Polio in Kabul: The Polio Hydra in Pakistan Strikes Again

The news that a polio case has occurred in Kabul is another setback for the eradication program. While Afghanistan has cases of polio annually--14 last year--none have occurred in Kabul since 2001. Almost all cases from 2013 were linked to Pakistan. Similarly, in this case, members of the patient's family reportedly travelled to the polio-endemic nation of Pakistan where the virus was contracted. 

To date this year, 2 cases of polio have occurred in Afghanistan while 7 have occurred in Pakistan. No other nations have reported cases. 

A case in the highly populated capital city is concerning because of the potential for the virus to spread and spark further cases. Accordingly, an immunization campaign in Kabul has been launched. 

This case illustrates the fact that Pakistan, an area rife with murderous violence against polio vaccinators, is the head of the hydra that must be severed to control this disease.

Antibiotic Resistance, the End of Precision Medicine, & Job Security

Today I came across an interesting perspective on antimicrobial resistance, a phenomenon that, as an infectious diseases physician, commands a great deal of my attention. In The Innovator's Prescription, the diagnosis of many infectious diseases is described as having moved from a stage in which diagnosis and treatment was intuitive, expert-led, and hypothesis-driven to a more precise stage in which diagnoses is largely exact and response to therapy predictable (think strep throat). 

The book goes on to make the point that antimicrobial resistance, by rendering our standard treatments obsolete, may reverse this trend relegating us back to a stage in which response to treatment is not predictable and treatment regimens may require a lot of expert-led contemplation and hypothesis testing (think multi-drug resistance Acinetobacter). 

At least this fascinating and dire analysis predicts job security for my colleagues and me. 

When it Comes to Tamiflu 48 Hours is just the Title of a Movie

One thing that I really annoys me is the common misconception that Tamiflu should only be used within 48 hours of symptom onset and is only able to diminish symptoms. While the strongest data supports the above two claims, there is evidence that Tamiflu confers additional--and potentially lifesaving--benefits.

What must be kept in mind is that when Tamiflu received FDA approval it was studied in uncomplicated influenza cases and was shown to be maximally (not exclusively) beneficial when administered within 48 hours of symptom onset. Severe cases were not included in those randomized controlled trials and, consequently, strong data regarding pneumonia and other severe complications of influenza do not really exist. 

The other element of this story is that because severe influenza is unequivocally life-threatenening it is not possible to conduct a placebo-controlled trial as withholding antiviral treatment from a severely ill individual can not be justified. 

While strong data (i.e. prospective, randomized, placebo-controlled) may not exist that does not mean no data exist. Retrospective data has shown Tamiflu to be beneficial in severe cases, especially when given early. 

M y practice is to use Tamiflu (or Relenza) for influenza cases irrespective of how long symptoms have occurred, especially in those at high risk of a severe course.

A Fever Without a Cause

Today one of my friends told me about a mother of one of her friends having an ongoing fever for 2 weeks. I immediately thought that this is likely not the result of an infectious disease, but of a malignancy of some sort.

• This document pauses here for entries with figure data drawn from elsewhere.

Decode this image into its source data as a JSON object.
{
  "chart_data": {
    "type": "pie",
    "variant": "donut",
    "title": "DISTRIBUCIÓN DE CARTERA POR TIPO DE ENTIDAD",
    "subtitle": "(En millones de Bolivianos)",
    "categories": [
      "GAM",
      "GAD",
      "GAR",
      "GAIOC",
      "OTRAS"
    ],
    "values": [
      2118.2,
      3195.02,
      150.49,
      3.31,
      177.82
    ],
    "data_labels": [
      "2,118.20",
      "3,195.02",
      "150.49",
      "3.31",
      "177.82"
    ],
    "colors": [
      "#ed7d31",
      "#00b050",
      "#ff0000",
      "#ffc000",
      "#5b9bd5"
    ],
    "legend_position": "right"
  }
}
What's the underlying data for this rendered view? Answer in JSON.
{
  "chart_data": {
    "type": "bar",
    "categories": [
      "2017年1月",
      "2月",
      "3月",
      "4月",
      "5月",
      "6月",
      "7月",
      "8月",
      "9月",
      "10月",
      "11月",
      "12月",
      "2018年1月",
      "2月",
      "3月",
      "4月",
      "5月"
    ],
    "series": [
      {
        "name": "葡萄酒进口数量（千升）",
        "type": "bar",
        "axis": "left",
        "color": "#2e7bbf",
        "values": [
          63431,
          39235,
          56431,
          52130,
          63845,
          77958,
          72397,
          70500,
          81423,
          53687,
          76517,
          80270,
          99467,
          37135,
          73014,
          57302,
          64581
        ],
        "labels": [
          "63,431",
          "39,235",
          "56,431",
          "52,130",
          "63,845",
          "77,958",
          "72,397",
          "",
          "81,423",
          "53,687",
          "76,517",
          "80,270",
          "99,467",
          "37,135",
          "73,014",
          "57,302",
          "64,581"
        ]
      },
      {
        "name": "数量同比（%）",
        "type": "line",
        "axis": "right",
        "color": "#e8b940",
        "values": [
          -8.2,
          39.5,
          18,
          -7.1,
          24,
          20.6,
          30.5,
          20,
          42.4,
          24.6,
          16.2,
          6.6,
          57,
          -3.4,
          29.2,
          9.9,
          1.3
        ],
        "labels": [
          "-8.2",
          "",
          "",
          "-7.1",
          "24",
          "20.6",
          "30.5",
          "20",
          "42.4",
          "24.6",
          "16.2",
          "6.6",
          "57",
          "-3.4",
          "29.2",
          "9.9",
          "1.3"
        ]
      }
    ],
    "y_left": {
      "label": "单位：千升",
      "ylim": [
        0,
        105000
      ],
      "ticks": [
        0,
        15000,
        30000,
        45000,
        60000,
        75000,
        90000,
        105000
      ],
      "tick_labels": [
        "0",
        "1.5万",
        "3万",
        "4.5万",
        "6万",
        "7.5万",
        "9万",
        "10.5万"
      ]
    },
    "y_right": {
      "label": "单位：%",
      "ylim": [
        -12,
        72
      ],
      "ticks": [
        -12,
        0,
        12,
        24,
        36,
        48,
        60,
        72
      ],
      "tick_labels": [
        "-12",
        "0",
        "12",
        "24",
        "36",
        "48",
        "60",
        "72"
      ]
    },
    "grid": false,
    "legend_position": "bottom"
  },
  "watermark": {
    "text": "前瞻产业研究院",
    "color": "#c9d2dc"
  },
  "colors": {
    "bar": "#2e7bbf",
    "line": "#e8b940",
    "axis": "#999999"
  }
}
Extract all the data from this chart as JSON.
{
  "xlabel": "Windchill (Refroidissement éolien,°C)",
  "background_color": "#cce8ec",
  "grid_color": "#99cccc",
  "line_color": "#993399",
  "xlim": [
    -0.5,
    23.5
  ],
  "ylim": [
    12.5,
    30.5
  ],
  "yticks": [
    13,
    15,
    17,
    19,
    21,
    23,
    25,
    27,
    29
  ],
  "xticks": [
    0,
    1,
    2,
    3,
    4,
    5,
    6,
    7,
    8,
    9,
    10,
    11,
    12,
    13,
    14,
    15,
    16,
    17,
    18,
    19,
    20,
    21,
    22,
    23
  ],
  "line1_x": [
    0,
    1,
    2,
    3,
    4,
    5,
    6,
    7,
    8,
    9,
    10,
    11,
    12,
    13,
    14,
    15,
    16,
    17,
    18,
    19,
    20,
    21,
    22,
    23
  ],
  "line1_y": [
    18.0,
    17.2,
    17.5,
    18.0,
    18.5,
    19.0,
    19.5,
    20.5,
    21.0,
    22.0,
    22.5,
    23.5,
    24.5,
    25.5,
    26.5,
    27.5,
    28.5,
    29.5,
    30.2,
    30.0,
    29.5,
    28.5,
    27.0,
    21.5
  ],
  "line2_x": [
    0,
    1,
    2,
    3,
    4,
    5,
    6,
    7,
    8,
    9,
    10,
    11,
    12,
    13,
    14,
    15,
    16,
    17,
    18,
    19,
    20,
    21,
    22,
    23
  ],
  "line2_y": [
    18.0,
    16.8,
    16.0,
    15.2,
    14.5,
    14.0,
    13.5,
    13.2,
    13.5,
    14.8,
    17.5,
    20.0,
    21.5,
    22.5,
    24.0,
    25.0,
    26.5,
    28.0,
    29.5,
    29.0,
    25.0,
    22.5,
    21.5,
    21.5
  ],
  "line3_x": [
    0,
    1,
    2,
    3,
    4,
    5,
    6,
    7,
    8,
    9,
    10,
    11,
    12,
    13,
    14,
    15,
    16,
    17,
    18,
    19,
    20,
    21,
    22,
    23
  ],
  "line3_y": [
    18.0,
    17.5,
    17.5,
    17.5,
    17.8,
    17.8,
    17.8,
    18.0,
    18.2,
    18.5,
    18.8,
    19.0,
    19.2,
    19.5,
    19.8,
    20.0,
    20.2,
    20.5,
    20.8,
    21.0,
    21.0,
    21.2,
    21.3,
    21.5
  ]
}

What this person has is a fever of unknown origin (FUO). FUOs almost always require infectious disease consultation, represent a challenging aspect of infectious disease, and a problem I relish tackling. 

Usually an FUO is the result of an infection,  an autoimmune disease, or a malignancy. In those under the age of 65, infections make up the majority of cases. As one ages, however, infection becomes less likely as malignancy becomes more common. 

A fever is best understood as a warning sign and adaptation from the immune system that can be caused by a myriad of different processes. Nevertheless, they  prompt extensive work-ups in order to find the inciting cause, especially when present for two weeks.

 

Could Spock Have Been Infected With a Fungi?

Actor Leonard Nimoy, of Star Trek fame, recently announced that he has chronic obstructive pulmonary disease (COPD), a lung disease that comprises emphysema and chronic bronchitis. COPD is usually thought to be almost exclusively caused by smoking tobacco. 

While smoking is clearly a major etiologic factor responsible for the development of this condition, fascinating work--much of it done by Dr. Allison Morris at Pitt, has shown that a fungal infection may also play an important--and independent--role. This fungus, Pneumocystis jiroveci, usually headlines as the most common opportunistic infection that US HIV patients contract. However, this fungus also has the ability to colonize non-HIV infected individuals.

Colonization rates of this fungus are higher in COPD patients and the higher the colonization density, the more severe the COPD. 

Hypotheses regarding how this infection might be involved with COPD are centered on the inflammation its presence may trigger and the subsequent lung damage that occurs.

If COPD is indeed proved to be an infectious disease, it may translate into novel treatments that could decrease the considerable burden of this disease.